イギリスの総選挙では「世界初のAI政治家」立候補…「不祥事を起こさない」とメリット強調
【ロンドン=中西梓】7月4日に投開票される英国の総選挙に、政策を生成AI(人工知能)に従って決定すると公約する候補者が出馬している。英メディアの世論調査によると、当選する可能性は極めて低いとされているものの、候補者は当選した場合、AIの「代理人」として活動すると訴え、支持を呼びかけている。
立候補しているのは英南部の実業家スティーブ・エンダコット氏(59)で、「世界初のAI政治家」を目指している。投票用紙に記載される候補者名は「スティーブ・AI」だ。
エンダコット氏は経営する会社で、自身の姿と声を模したアバター(分身)とチャットボットの「AIスティーブ」を開発した。選挙期間中、有権者からの質問を24時間受け付け、音声と文章で回答する。

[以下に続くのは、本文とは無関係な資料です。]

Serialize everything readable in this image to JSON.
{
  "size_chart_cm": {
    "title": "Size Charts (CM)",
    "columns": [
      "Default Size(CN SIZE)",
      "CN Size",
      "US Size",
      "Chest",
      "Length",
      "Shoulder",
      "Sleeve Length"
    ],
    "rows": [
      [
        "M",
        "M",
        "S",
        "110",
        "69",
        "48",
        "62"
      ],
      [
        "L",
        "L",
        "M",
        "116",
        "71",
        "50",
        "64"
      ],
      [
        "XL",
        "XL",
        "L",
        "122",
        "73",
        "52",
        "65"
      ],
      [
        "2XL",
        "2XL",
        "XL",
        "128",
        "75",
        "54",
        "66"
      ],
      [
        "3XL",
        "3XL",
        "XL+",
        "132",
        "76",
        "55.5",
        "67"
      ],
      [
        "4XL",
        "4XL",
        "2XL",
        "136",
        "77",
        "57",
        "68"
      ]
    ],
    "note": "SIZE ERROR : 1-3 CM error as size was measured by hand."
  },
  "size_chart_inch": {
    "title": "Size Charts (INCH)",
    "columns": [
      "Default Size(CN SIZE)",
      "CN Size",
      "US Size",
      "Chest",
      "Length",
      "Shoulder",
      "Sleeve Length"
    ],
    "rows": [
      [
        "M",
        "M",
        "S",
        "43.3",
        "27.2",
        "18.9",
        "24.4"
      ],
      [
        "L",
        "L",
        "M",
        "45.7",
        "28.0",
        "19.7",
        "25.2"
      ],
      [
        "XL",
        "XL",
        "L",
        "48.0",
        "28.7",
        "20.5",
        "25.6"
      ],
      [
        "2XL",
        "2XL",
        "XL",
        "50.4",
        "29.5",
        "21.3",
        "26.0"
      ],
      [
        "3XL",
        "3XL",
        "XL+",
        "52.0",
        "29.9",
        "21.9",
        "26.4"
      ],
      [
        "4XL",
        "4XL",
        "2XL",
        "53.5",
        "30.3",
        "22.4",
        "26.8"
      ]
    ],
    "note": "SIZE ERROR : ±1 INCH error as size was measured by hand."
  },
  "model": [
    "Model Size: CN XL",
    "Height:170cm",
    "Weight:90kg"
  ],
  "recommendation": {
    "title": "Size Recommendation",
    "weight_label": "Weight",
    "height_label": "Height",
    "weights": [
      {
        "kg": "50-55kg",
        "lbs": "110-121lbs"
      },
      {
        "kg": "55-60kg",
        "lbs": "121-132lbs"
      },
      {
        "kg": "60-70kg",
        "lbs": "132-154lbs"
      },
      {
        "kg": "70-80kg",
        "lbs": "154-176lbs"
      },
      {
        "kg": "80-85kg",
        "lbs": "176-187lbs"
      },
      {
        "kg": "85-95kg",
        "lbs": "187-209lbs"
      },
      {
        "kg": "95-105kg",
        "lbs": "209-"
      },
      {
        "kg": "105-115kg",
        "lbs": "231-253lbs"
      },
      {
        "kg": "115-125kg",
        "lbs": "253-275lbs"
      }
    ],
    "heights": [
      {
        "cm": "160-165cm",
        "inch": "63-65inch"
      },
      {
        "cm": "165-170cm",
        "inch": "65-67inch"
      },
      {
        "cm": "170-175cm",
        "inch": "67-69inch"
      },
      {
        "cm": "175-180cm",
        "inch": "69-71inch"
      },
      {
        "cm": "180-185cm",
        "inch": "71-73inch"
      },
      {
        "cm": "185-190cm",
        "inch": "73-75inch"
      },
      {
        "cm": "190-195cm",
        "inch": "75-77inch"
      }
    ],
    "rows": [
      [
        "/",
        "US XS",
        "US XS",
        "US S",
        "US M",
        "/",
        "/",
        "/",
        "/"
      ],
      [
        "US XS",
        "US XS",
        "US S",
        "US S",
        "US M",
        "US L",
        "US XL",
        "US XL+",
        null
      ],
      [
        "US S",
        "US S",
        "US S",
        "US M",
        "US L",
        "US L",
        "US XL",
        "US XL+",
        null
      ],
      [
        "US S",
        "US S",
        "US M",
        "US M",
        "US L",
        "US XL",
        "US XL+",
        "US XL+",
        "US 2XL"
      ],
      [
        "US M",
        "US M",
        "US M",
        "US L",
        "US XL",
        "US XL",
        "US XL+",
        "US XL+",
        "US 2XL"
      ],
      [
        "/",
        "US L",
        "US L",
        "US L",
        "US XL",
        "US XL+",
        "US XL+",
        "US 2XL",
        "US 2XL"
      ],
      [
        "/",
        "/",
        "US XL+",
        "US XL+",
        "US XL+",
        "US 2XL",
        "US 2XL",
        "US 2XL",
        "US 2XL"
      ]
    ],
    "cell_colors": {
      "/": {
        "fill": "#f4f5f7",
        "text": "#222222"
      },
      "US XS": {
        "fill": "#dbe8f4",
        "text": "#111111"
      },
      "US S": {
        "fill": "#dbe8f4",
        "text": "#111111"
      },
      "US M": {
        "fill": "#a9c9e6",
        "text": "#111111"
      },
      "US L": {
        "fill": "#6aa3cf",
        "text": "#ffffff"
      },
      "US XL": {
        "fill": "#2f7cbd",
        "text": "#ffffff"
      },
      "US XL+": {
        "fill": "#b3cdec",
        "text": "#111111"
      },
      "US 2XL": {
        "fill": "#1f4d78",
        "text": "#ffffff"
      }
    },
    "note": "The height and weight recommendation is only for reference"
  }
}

ロイター通信によると、当選すればエンダコット氏が議員となる。だが、政策はAIスティーブと有権者との対話や、地元のボランティアによる政策案の採点に基づいて決める。採決での投票行動も判断をAIスティーブに委ねる。AIを使えば有権者との議論を大量にこなせ、有権者の意見を政治に直接反映できるとしている。AIが「不祥事を起こさない」とも強調している。
エンダコット氏は今回、無所属で出馬したが、AIを活用する新政党「スマーターUK」を設立し、他の候補者も募る方針という。